Valentine’s Day: Looking Back to Move Forward

Dylan Steiner, Arts Editor

With Valentine’s Day around the corner, love becomes a common theme. Many adults spend their Valentine’s Day celebrating their spouses and family, but has it ever come to mind who their first valentine was? The initial person that showed them what love is? There are so many questions asked about people’s last loves, but never about the people who introduced them to love in the first place. It may seem irrelevant to look back on the past. However, the past helps a person get to where they currently are today. 

“This is all a journey of learning about yourself, what you value and learn from others. You can change people and people can change you,” Mr. Guttuso said, a health teacher and coach at NVD. 

Guttuso is currently married and has a family of his own. However, it took a lot of growth and understanding of himself to get to where he is now. 

“What I’ve learned from my whole experience is ultimately that there are a couple things in relationships that make things work. You will have arguments but you will be able to overcome them when it’s the right person. Also, relationships shouldn’t be about fights, they should be about making each other better,” Guttuso said. 

Guttuso used his past relationships to help him know what he liked and didn’t like in a relationship. He also explained how growth was a big part of what he learned from each relationship. 

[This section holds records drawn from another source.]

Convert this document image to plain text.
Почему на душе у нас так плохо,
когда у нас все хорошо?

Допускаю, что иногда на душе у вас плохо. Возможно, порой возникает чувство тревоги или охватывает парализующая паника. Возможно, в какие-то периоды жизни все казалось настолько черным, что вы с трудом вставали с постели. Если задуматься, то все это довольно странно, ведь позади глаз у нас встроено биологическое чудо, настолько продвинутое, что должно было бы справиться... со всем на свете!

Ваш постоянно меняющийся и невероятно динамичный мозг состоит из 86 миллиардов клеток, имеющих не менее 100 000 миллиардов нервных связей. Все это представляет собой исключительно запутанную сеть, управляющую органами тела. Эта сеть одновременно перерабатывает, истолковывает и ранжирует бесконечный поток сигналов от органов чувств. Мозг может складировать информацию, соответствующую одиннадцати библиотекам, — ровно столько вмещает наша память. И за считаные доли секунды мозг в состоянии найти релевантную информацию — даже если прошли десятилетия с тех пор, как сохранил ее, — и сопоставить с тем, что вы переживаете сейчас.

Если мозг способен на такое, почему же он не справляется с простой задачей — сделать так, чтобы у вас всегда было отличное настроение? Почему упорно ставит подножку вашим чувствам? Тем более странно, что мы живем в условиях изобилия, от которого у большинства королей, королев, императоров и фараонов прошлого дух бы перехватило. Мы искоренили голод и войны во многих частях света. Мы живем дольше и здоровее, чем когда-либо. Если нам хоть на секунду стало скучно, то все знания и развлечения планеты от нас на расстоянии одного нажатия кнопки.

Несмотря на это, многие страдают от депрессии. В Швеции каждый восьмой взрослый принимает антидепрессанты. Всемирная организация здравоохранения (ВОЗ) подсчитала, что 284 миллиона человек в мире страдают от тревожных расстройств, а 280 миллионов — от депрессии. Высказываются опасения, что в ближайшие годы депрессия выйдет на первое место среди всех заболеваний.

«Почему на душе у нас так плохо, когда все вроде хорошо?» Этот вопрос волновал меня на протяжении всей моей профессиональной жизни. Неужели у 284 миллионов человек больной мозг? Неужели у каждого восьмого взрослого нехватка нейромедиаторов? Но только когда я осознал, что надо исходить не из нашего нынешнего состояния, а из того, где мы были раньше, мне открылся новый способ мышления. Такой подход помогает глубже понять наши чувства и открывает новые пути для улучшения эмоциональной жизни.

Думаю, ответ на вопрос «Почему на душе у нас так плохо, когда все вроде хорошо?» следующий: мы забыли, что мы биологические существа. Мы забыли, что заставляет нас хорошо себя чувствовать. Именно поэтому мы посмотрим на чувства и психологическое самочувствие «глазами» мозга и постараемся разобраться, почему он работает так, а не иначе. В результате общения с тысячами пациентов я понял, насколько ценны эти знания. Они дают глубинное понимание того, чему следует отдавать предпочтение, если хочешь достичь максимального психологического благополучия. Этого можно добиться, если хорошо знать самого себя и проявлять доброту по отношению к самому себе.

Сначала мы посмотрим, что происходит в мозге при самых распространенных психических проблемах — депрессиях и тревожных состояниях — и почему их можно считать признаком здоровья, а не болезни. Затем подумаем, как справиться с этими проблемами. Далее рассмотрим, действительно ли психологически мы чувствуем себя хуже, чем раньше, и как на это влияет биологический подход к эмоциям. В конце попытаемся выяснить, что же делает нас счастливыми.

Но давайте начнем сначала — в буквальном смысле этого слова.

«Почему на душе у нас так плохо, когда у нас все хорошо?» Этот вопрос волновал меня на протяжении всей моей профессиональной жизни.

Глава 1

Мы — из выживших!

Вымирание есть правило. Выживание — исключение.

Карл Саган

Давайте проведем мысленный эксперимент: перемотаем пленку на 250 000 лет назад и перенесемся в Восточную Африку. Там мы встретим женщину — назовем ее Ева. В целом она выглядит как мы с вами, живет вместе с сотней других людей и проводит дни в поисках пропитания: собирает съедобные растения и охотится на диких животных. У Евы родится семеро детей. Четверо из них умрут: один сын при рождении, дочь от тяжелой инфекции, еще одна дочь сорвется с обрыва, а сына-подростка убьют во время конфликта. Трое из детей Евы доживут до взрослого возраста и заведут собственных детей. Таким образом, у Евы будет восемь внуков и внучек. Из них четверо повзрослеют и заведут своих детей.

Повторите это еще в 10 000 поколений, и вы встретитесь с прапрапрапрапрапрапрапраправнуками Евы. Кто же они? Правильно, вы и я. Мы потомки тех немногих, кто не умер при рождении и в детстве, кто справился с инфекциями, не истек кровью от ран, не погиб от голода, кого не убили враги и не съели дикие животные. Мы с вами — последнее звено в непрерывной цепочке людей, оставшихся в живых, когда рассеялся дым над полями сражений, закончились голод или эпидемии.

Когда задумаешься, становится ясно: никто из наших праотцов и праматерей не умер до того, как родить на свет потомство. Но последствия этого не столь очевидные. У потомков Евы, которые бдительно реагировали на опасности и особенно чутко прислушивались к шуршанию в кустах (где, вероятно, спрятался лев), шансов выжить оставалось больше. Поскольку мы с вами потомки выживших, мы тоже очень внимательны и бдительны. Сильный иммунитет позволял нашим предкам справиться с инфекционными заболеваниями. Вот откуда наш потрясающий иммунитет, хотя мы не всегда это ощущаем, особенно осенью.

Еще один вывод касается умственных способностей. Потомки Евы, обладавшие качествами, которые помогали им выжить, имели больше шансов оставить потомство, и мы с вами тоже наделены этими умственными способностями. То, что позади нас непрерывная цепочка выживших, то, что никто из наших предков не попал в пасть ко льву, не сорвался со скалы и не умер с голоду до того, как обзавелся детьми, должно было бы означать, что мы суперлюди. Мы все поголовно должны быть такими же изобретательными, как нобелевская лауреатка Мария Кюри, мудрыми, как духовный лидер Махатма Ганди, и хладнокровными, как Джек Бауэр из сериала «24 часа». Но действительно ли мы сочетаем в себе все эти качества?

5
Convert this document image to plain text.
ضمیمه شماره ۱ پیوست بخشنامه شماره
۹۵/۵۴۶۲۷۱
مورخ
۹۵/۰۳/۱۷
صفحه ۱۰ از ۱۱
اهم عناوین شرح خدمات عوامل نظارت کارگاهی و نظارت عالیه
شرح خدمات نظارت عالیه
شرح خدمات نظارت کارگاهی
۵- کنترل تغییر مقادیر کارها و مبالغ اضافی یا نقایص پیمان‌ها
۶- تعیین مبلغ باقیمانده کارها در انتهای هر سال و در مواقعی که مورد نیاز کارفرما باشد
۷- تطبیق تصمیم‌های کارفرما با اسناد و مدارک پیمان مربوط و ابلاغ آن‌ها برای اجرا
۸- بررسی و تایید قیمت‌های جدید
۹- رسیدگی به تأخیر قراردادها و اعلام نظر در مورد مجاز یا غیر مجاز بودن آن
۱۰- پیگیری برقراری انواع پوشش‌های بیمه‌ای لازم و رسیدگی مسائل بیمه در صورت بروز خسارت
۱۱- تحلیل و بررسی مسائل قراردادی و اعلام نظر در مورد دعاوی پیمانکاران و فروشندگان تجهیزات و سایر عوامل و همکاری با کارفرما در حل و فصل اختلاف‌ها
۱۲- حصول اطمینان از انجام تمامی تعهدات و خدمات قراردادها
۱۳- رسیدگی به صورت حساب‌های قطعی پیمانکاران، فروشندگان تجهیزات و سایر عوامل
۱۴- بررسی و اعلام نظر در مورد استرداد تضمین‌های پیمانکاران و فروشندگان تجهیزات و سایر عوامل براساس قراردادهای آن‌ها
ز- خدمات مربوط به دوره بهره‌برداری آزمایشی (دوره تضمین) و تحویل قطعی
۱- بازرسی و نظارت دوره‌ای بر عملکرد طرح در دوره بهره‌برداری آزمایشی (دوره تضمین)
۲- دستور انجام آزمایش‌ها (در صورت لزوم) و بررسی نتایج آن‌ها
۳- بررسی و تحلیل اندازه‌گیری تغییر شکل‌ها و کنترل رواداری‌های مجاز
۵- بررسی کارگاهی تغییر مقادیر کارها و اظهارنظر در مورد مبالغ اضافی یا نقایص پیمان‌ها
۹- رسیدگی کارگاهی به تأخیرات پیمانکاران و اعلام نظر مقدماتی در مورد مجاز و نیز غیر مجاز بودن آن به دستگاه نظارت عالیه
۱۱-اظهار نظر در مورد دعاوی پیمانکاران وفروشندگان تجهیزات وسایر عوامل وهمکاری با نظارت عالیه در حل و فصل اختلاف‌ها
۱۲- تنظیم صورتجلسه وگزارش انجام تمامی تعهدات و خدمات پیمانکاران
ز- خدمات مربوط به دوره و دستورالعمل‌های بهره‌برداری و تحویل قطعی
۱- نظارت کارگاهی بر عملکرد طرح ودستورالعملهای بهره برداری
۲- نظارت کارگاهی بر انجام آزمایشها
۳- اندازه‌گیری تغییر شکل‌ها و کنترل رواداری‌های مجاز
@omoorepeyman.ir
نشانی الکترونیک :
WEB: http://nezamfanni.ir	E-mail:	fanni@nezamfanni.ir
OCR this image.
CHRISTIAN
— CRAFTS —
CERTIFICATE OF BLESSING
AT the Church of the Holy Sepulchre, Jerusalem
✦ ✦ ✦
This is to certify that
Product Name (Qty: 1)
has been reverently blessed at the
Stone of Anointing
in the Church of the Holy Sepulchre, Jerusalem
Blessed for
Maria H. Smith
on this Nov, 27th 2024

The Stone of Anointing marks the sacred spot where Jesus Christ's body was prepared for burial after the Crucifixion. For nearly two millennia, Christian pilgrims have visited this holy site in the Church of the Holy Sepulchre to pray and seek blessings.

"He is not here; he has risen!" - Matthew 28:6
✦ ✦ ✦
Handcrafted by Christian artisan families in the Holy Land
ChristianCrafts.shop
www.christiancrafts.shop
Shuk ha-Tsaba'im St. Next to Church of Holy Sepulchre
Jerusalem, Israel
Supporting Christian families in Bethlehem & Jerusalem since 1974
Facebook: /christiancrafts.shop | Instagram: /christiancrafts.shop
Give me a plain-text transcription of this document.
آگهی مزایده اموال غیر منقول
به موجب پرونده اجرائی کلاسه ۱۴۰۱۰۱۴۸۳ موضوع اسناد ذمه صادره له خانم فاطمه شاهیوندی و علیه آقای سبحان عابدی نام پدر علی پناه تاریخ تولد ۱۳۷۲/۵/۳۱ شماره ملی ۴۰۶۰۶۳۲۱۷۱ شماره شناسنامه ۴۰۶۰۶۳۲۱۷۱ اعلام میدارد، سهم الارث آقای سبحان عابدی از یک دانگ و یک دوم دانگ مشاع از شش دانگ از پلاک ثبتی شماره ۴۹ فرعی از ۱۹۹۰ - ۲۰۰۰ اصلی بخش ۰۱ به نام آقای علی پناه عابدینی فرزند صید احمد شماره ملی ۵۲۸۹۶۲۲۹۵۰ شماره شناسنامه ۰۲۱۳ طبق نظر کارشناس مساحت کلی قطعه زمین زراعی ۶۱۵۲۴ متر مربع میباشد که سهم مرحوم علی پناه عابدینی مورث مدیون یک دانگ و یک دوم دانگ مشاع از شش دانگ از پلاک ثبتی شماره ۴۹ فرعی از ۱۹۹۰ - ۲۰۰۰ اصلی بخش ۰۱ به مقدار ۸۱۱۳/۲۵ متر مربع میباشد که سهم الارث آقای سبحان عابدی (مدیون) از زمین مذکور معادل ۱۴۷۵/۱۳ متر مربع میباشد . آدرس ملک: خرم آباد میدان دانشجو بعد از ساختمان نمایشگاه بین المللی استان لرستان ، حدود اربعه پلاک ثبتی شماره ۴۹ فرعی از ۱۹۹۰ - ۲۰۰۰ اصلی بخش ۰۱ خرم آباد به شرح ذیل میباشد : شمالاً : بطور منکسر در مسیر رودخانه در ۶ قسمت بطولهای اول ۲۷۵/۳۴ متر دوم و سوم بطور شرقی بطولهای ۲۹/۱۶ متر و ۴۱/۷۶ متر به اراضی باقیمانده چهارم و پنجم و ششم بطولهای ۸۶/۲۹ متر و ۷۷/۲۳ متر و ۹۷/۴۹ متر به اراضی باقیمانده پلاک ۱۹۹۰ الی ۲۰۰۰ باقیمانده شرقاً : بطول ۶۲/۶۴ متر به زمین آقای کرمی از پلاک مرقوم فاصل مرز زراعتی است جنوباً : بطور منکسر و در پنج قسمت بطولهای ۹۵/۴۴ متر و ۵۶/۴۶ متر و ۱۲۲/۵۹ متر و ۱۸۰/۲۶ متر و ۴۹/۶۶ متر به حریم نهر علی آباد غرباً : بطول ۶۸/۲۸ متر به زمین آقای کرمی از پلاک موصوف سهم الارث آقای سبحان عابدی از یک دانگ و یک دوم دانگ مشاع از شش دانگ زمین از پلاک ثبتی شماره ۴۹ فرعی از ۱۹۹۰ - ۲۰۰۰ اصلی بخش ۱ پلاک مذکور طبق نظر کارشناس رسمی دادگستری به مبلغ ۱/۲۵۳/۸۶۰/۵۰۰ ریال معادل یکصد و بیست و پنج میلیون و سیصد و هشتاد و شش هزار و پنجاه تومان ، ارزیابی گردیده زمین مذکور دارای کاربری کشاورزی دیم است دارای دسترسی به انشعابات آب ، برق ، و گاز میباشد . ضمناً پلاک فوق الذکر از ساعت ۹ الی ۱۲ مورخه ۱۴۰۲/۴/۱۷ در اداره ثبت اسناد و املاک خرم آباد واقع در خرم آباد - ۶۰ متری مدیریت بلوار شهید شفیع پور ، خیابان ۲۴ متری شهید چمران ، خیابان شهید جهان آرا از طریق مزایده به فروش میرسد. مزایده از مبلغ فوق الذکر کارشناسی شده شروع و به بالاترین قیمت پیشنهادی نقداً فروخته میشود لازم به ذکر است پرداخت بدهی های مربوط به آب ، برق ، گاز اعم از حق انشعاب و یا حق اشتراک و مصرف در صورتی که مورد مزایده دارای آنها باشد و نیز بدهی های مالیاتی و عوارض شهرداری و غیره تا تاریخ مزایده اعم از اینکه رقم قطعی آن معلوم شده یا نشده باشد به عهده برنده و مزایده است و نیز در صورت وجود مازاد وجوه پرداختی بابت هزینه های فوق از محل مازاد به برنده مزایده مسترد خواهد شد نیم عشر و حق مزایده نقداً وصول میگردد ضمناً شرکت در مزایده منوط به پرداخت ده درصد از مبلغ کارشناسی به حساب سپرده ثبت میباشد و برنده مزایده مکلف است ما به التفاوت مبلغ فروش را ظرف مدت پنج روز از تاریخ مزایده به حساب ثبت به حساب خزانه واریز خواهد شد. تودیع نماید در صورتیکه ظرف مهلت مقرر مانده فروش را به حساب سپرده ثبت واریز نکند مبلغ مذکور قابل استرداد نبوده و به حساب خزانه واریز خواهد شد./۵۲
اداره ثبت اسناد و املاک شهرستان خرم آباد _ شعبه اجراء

“After going through relationships and disappointments, you will end up with who you are supposed with. When you are the best version of yourself, you are ready to care for someone else,” Guttuso explains. Without growth, you can’t be the best version of yourself, and Guttuso shows how this affects a person in a relationship.

“Every relationship, and it doesn’t have to be romantic, but every relationship teaches you something,” Mrs. Glick said, a history teacher at NVD. 

Glick has a husband and kids of her own. 

“Although my first boyfriend that I had is not my husband it was a very positive relationship and it set the tone for what I sought out in my next partners,” said Glick, who also chose to reflect back on her past relationships and use them to flourish in relationships that came later on. 

Glick quoted Alfred Tennyson, an English poet, who said, “It’s better to have loved and lost than never to have loved at all.” By this quote she was expressing how she felt lucky to have had her past loves even if they didn’t work out, because they taught her about herself and initially led her to find her current husband. 

While people don’t like to look back on the past, it can be what helps them get to where they are today. The hardship, misery, and pain that comes from lost relationships hurt at the time, but just like Glick and Guttuso express, people must carry everything they have learned to grow and find the right life for them. 

So, as Valentine’s Day approaches, everyone can reflect back and think about all of the good that has come from past experiences, using those experiences to better themselves. 

“The right person will come when you are least expecting it,” said Guttuso.